A Bayesian Approach to Inferring the Effects of Events Using Cohorted Data

Shin Oblander Co-Author
University of British Columbia
 
Leyao Tan Co-Author
University of British Columbia
 
Shin Oblander Speaker
University of British Columbia
 
Monday, Aug 4: 10:35 AM - 11:00 AM
Invited Paper Session 
Music City Center 
Researchers often wish to understand how an event affected individual behaviour (e.g., customer spending over time); oftentimes, such events affect the entire population of interest simultaneously, leaving no "control group" for comparison (e.g., the COVID-19 pandemic, a viral marketing campaign, or a national regulatory change).
In such settings, the researcher can infer causal effects by forecasting the counterfactual baseline (i.e., what would have happened without the event) based on pre-event trends. These inferences depend on accurate forecasts of baseline behaviour. In the customer base setting, researchers can observe multiple "cohorts" of customers who made their first purchase at differing times. Exploiting regularity in behavior across cohorts, data from older cohorts can be used to help predict behaviour of younger cohorts, enabling good forecasts of the baseline.

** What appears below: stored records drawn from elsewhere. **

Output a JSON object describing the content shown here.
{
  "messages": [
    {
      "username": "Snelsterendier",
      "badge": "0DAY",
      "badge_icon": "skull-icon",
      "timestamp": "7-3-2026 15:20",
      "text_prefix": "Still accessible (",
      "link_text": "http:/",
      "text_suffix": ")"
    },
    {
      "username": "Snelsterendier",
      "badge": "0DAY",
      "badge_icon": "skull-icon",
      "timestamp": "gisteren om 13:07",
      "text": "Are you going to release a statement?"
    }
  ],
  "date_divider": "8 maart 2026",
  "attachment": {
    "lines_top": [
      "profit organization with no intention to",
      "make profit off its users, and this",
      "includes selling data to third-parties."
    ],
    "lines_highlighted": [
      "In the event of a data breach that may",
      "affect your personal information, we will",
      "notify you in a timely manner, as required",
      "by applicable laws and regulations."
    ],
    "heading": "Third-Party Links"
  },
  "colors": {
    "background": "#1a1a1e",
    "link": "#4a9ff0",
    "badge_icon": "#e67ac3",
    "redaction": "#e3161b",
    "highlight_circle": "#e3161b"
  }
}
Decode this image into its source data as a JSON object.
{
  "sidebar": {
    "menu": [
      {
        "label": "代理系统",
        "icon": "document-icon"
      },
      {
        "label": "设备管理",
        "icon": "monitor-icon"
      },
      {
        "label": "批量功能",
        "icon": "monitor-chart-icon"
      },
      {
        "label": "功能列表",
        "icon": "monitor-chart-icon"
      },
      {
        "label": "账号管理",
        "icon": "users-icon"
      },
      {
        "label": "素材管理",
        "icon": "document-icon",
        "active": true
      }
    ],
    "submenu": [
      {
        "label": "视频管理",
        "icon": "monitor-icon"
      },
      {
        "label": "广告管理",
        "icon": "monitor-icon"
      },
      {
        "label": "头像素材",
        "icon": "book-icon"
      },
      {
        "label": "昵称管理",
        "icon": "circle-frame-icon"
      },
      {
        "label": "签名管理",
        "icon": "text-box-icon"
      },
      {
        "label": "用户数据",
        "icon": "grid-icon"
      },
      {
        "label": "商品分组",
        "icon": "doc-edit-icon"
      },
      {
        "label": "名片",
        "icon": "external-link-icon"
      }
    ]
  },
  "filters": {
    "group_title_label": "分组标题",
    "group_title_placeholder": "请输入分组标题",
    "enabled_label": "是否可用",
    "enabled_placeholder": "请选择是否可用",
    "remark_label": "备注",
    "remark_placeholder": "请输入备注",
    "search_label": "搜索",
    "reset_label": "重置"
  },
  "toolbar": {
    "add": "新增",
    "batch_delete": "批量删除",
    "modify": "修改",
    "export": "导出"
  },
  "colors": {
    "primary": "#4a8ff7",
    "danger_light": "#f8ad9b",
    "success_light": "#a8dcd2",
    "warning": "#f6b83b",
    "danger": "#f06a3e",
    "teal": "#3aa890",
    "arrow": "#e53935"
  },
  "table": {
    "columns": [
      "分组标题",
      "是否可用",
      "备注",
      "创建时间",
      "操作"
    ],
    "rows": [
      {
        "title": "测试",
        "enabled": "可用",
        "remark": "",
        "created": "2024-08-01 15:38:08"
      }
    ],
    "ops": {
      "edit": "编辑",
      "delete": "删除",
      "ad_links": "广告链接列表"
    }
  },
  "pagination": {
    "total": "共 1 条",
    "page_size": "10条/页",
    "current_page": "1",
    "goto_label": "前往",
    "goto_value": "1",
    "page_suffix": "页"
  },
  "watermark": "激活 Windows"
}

Recent work has proposed methods for such settings relying on an assumption that different cohorts follow parallel time trends. In this work, we develop an alternative method that relaxes the parallel trends assumption. Specifically, we propose a hierarchical Bayesian model that uses nonparametric Gaussian processes to model the spending over time of each cohort while pooling information across cohorts based on data-driven inferences of cohort similarity. We benchmark our approach against prior methods to show that it can achieve superior validity and precision of causal estimates, particularly when the parallel trends assumption is not exactly satisfied.